Detecting Pavement Distress with Deep Learning for Computer Vision
Some views and findings about this relatively new tool in the pavement engineer and road asset engineer's arsenal
Ever since I have been involved in road rehabilitation design and road asset management, knowing the exact location and extent of pavement distress has been the holy grail of pavement condition information.
I can recall, in the early 1990’s, walking with a clipboard up and down on-and-off ramps to record distresses on the busy M2 Motorway in Johannesburg. I recall doing the same a decade later in Johor Bahru at the southern end of Malaysia, and then spending weeks trying to piece together strip-maps showing distress locations in a way that would enable me to optimally decide on treatment types and locations.
The restriction of having to physically inspect the road, with the safety risks associated with field inspections1, meant that a complete and precise map of distress type and location remained a goal out of reach. That is why I am excited about the possibilities of the new emerging Deep Learning for computer vision technology which uses Artificial Intelligence to detect distresses and road assets from videos.
Now, at last, I feel we are moving toward readily accessible and cost effective mapping of distresses both for project-and-network level needs.
Through our Juno Intelligence (JI) tool-set, Lonrix is fast becoming a leader in providing cost-effective inferencing of distress and road assets. This technology now means that an extensive survey of distresses can be obtained with an equipment cost for a GoPro camera costing little over $1,000. In my view, this makes an inexpensive video survey one of the most cost effective network survey types available2.
From a pavement engineering perspective, one of the key advantages of this technology is that it allows us to not only estimate the quantum of any specific distress on a road segment, but also the exact location of the distresses. This means we can now move toward a rational determination of whether the distresses are isolated or indicative of systemic distress.
At present, one of our key drivers in this area is to rationally and honestly assess the quality of the data we get from our inferencing system.
In my previous post I mentioned how our team was using Machine Learning to reverse engineer the factors that drive decisions related to the assignment of treatments in field validation of a Forward Works Programme. I showed that Alligator Cracking was perhaps the most important determinant influencing whether or not a treatment was assigned to a segment.
For a while now, I have been working with the JI team to try and assess the accuracy and fitness-for-purpose of the distresses assigned by our JI-system. Given the importance of Alligator cracking, I was particularly interested to review how well Alligator cracking data from our JI computer vision technology compared with data recorded with traditional field surveys.
One data set pertains to a large city in New Zealand for which we had visual inspections performed in accordance with the NZ RAMM visual inspection system. With this set, we summed - for each distress type - the distress lengths obtained from our JI-system on each inspection length on which distresses were recorded with the RAMM rating system.
Unfortunately, there are several limitations that make a direct comparison of distress areas or lengths with these two approaches impractical. A key constraint here is that the JI-system does not record exactly the same distress types as is prescribed in the RAMM rating system. For this reason, I did not attempt a direct correlation of distress quantities, but rather focused on the ranking of segments based on estimated alligator cracking.

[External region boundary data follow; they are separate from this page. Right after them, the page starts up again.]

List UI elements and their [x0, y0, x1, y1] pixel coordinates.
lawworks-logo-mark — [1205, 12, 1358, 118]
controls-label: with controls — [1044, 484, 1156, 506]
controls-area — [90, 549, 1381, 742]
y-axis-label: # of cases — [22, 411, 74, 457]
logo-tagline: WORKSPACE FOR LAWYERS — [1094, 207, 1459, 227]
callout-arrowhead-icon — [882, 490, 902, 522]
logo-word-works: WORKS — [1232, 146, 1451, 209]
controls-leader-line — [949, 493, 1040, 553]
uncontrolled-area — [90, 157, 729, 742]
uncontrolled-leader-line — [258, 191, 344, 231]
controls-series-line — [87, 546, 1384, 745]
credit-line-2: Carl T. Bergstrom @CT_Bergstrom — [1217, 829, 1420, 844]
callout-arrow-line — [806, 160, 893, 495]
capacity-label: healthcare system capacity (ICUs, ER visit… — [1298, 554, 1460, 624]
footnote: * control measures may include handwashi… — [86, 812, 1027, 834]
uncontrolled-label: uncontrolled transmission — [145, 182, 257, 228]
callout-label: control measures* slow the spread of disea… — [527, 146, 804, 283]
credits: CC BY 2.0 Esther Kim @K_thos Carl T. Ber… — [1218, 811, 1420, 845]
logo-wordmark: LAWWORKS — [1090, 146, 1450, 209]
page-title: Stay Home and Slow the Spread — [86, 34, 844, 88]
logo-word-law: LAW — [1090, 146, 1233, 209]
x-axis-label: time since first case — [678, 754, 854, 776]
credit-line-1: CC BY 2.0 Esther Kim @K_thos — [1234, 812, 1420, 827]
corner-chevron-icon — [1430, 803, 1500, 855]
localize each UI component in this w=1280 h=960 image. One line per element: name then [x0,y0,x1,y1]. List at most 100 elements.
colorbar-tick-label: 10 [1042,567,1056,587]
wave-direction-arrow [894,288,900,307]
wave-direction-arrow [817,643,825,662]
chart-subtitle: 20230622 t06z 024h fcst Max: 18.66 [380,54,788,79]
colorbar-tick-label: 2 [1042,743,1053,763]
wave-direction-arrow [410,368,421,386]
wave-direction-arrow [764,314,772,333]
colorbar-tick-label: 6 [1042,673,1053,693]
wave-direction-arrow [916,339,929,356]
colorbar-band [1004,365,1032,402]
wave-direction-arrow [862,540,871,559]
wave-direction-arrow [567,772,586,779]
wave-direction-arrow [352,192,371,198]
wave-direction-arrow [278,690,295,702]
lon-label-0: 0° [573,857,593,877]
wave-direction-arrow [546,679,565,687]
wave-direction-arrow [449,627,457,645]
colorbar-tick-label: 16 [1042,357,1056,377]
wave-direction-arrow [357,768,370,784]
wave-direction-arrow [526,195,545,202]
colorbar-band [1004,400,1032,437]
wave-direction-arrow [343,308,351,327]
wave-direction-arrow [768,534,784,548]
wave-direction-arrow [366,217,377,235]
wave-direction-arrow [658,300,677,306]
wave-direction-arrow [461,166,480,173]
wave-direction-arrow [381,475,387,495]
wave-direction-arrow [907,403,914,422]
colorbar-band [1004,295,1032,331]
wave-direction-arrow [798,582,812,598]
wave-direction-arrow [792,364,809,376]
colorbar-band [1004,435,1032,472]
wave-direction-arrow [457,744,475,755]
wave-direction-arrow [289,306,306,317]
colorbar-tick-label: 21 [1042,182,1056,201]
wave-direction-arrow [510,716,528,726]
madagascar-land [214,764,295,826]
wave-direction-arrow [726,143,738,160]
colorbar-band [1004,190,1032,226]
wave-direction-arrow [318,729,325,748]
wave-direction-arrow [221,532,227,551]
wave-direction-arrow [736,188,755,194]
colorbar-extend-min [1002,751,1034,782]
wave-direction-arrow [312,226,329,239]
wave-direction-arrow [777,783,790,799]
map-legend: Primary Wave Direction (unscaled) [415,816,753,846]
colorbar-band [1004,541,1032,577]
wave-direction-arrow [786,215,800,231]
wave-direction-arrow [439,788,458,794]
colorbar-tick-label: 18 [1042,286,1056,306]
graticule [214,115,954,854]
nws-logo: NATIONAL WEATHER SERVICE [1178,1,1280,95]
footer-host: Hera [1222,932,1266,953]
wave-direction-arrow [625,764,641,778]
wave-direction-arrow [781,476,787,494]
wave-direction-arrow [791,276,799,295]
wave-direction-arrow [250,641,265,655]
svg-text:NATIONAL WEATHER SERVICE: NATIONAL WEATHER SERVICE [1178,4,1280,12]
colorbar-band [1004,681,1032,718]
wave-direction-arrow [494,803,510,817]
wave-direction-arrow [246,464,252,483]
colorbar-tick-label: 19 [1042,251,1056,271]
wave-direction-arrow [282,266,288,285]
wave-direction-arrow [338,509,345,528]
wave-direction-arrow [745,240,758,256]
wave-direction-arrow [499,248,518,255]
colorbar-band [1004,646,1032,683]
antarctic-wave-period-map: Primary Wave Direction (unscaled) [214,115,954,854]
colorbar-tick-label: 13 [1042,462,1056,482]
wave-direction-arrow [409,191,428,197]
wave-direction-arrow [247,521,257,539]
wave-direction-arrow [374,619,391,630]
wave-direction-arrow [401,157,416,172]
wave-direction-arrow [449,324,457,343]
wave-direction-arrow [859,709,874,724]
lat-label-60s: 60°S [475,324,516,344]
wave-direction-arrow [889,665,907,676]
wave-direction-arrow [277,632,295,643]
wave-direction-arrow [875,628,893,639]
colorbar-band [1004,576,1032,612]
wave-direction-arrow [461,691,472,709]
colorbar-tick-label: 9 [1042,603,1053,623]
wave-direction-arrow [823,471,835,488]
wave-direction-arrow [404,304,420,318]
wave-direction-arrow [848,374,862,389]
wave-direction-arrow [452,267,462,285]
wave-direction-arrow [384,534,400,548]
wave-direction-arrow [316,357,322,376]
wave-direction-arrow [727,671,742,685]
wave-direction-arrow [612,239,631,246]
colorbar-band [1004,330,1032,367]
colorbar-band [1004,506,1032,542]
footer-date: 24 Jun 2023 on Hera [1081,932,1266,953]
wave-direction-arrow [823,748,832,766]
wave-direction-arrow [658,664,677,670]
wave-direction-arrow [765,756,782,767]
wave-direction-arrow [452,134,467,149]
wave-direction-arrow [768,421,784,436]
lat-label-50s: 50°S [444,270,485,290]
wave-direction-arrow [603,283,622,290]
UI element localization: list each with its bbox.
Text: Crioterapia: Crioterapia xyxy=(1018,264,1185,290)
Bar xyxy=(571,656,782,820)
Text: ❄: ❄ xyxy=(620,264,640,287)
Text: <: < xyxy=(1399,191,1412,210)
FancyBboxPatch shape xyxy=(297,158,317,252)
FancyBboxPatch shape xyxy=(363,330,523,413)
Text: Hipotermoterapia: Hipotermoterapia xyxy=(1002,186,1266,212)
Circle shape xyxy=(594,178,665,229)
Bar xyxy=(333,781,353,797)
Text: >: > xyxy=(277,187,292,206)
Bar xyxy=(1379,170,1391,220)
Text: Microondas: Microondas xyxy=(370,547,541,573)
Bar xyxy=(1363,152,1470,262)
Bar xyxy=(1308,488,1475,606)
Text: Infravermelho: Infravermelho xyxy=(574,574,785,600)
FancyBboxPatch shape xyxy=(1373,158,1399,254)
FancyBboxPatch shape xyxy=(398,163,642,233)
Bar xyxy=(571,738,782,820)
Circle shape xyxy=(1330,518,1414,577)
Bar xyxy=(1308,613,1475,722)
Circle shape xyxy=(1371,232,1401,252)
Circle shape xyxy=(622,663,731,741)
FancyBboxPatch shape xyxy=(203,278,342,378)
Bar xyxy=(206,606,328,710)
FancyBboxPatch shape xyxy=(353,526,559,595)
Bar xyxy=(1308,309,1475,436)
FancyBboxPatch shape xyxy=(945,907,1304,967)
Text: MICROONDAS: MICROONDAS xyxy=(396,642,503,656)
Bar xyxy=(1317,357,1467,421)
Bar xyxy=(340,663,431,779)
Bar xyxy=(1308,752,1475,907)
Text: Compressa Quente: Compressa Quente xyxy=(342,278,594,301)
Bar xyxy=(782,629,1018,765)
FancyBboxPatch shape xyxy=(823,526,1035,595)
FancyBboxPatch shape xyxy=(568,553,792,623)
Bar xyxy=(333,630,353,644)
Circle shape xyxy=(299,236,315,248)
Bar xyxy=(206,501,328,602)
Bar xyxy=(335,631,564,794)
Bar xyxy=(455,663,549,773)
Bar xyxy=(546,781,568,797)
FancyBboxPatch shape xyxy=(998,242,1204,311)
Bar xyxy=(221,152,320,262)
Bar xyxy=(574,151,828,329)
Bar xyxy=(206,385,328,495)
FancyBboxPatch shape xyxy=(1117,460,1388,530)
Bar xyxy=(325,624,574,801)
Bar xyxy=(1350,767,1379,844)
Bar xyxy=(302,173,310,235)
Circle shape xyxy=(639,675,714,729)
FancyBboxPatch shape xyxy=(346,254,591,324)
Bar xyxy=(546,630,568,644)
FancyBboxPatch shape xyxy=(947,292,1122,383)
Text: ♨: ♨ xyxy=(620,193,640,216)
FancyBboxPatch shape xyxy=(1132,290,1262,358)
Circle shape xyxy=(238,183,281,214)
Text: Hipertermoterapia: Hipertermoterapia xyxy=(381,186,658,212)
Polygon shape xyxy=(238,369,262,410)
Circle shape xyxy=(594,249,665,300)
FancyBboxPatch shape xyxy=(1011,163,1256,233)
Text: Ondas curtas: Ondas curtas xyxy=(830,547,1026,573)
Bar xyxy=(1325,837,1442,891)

The data set at my disposal had 4,219 inspection segments. When I perform a Spearman Rank correlation between the rankings based on Alligator cracking with the two systems (visual rating vs video-inferencing), I get a Spearman Correlation Coefficient of 0.632 with a Spearman P-value close to zero indicating a significant correlation between the two data sets.
There are many outliers, however, as the ranking comparison plot below shows. This plot shows the ranking order for each segment on which alligator cracking was recorded by either system. The blue line shows a trend with a 95th percentile confidence band.
Another way to compare these two different ways of quantifying distress is to investigate the number of segments that match when we consider only say the 400 segments with the highest quantity of distress identified with the two methods (this comprises roughly the worst 10%). The result looks as follows:
In my view, this is a good outcome given the differences in the way distress is recorded, the exact details of what is being recorded etc. At this stage, we are keeping in mind that the Visual Rating cannot be taken as the ground truth. Putting aside the known problems with subjective assessments of distress, there is also the grey area between longitudinal cracking and crocodile cracking - when, exactly, does a longitudinal crack become an alligator crack?
Having said that, at Lonrix we have made a principled decision to under-promise and over-deliver. We are well aware that there is room for improvement in this technology, and we are determined to push forward with a view towards excellence.
Tragically, one of my team mates during my time working in Malaysia in 2000/2001 was later killed when a vehicle ran into a construction/inspection zone where he was working.
If you are doing inferencing to detect distresses and/or road assets using video data, then of course there are additional costs involved. However, I believe these costs compare well with the costs of other survey types. Plus, you now have a video of your network available that you can return to repeatedly for validation purposes.